Two female soldiers, who were part of a class of 400, passed the grueling Ranger School to become the first women to complete the course. The women, who have not been identified by the Pentagon so far, will be joining their male colleagues at a graduation ceremony on Friday at Fort Benning, Georgia.
The course, which took its first female entrants this year on a trial basis, had 19 women and 381 men.
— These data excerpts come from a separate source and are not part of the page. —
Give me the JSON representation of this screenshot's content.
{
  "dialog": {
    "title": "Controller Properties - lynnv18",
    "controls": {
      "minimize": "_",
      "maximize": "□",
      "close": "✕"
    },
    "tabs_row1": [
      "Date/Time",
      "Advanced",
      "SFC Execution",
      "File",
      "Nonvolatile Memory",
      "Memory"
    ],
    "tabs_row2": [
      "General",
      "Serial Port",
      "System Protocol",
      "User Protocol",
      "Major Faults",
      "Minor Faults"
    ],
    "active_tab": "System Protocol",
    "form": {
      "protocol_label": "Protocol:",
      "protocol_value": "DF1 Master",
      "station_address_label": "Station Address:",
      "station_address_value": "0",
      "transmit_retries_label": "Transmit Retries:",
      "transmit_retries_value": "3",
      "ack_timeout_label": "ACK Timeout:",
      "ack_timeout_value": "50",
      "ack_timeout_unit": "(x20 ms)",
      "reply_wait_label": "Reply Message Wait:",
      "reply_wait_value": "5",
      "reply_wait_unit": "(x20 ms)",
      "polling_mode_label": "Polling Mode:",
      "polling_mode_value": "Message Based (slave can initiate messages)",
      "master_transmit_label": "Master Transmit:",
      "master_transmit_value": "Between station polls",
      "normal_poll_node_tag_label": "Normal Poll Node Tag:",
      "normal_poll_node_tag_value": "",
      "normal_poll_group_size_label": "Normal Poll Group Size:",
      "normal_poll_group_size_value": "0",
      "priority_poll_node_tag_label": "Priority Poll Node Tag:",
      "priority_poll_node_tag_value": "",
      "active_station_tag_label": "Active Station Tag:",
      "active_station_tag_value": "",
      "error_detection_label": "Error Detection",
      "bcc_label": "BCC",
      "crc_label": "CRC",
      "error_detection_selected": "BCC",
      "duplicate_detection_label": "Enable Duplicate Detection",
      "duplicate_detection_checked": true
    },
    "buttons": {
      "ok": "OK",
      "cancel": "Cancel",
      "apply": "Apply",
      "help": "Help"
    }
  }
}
Of these, two women and 92 men passed the 62-day leadership course that trains students on how to “overcome fatigue, hunger and stress to lead soldiers during small unit combat operations,” in tough terrains like woods, mountains and swamplands, Reuters reported, citing a U.S. Army statement.
"This course has proven that every Soldier, regardless of gender, can achieve his or her full potential," Secretary of the Army John M. McHugh, said, according to CNN.
"Highlights of the course include a physical fitness test consisting of 49 push-ups, 59 sit-ups, a five-mile run in 40 minutes, and six chin-ups; a swim test; a land navigation test; a 12-mile foot march in three hours; several obstacle courses; four days of military mountaineering; three parachute jumps; four air assaults on helicopters; multiple rubber boat movements; and 27 days of mock combat patrols," the army statement said, according to Reuters.
However, the women cannot join the 75th Ranger Regiment, an elite special operations force, which does not yet have provisions to admit women. The process of opening combat jobs to women was initiated by the U.S. military two years ago. Since then, the service branches have focused on gender-neutral requirements for all jobs in the military. A report by Time magazine said that, by 2016, all the branches of the Armed Forces have to include women at every level, or give a valid reason as to why they could not be incorporated.